Dalam menghadapi fenomena twin deficit di era reformasi, BI berfokus pada stabilisasi nilai tukar rupiah. Stabilitas nilai tukar menjadi penting untuk mencegah inflasi impor (imported inflation) yang dapat mengurangi daya beli masyarakat. BI juga menerapkan kebijakan suku bunga kontraktif pada periode 2014-2016 dan akhir 2018 hingga awal 2020 untuk menjaga stabilitas nilai tukar. Di samping kebijakan suku bunga, BI juga melakukan intervensi di pasar valuta asing menggunakan cadangan devisa. Penurunan cadangan devisa pada tahun-tahun tertentu, seperti 2015 dan 2018, menunjukkan adanya upaya BI dalam menjaga stabilitas nilai tukar melalui intervensi pasar. Meskipun intervensi ini menguras cadangan devisa, stabilitas nilai tukar menjadi prioritas untuk menjaga perekonomian Indonesia dari tekanan eksternal.
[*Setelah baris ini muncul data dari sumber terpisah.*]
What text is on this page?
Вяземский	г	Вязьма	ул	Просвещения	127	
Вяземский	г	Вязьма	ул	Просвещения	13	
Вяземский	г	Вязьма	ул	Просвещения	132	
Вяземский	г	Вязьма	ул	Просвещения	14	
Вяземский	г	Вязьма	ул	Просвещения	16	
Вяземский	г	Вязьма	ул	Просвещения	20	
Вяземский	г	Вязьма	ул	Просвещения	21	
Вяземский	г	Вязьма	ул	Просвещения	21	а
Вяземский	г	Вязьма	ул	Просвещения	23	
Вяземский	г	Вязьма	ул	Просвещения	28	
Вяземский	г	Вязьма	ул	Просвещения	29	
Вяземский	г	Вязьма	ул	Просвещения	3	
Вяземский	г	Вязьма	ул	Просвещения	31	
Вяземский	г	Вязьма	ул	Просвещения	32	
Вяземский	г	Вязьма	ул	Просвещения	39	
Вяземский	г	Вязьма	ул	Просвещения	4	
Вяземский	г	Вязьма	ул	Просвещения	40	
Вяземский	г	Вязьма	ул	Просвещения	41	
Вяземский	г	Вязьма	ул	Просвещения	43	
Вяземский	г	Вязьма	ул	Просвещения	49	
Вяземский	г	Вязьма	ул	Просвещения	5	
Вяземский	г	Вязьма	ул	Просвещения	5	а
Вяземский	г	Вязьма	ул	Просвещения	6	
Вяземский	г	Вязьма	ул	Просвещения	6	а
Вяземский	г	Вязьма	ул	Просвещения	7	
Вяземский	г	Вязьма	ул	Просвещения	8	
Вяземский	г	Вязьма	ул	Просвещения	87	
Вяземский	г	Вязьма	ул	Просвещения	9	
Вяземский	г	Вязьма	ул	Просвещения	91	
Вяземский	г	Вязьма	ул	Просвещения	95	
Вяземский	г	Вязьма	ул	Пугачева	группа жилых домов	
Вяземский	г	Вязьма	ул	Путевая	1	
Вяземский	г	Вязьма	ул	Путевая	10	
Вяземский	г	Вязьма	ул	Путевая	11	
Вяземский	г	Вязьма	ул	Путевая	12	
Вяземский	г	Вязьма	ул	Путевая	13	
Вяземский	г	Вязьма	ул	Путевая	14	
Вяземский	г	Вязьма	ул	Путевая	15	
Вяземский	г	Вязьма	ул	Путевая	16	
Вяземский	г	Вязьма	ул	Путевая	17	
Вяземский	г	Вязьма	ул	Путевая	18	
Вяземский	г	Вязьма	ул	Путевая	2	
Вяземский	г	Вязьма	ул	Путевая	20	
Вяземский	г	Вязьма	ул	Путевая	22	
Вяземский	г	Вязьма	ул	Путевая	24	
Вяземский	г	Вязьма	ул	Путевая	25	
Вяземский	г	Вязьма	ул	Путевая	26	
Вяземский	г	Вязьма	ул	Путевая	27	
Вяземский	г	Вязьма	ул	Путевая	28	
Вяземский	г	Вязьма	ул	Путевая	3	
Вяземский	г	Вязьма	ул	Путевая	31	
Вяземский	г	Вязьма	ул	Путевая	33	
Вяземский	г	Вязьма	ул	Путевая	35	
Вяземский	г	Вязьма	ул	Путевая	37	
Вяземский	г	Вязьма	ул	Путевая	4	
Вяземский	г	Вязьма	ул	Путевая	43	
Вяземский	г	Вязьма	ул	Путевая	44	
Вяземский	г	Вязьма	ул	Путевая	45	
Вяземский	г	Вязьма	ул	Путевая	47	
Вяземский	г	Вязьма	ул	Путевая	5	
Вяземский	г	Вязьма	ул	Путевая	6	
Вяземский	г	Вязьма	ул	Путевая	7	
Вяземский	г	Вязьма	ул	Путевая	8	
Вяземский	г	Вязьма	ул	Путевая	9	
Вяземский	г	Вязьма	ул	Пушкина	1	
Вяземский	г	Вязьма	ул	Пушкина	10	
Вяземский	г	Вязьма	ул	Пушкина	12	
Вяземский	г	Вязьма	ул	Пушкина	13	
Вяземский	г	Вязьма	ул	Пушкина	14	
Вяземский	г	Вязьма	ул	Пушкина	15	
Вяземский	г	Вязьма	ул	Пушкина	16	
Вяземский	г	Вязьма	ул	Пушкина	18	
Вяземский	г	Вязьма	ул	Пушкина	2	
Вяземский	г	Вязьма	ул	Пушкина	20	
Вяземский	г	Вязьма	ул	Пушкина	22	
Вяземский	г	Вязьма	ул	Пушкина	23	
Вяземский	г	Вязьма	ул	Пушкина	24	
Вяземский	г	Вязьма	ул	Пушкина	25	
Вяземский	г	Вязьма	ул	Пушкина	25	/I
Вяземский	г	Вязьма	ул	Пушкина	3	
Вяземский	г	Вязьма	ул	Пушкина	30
Bank Indonesia berperan dalam menjaga stabilitas ekonomi Indonesia melalui berbagai kebijakan yang adaptif terhadap dinamika krisis. Pengalaman Indonesia menghadapi krisis twin deficit menunjukkan bahwa langkah-langkah stabilisasi harus diiringi dengan reformasi yang berkelanjutan untuk mencapai keseimbangan ekonomi. Dalam jangka panjang, peningkatan efisiensi fiskal, pengelolaan utang yang hati-hati, dan penguatan basis pajak akan menjadi kunci bagi Indonesia untuk mencapai pertumbuhan yang berkelanjutan. Melalui koordinasi yang baik antara BI dan pemerintah, diharapkan Indonesia dapat mengatasi tantangan twin deficit ini dan menciptakan kondisi ekonomi yang stabil serta berdaya saing tinggi di kancah global.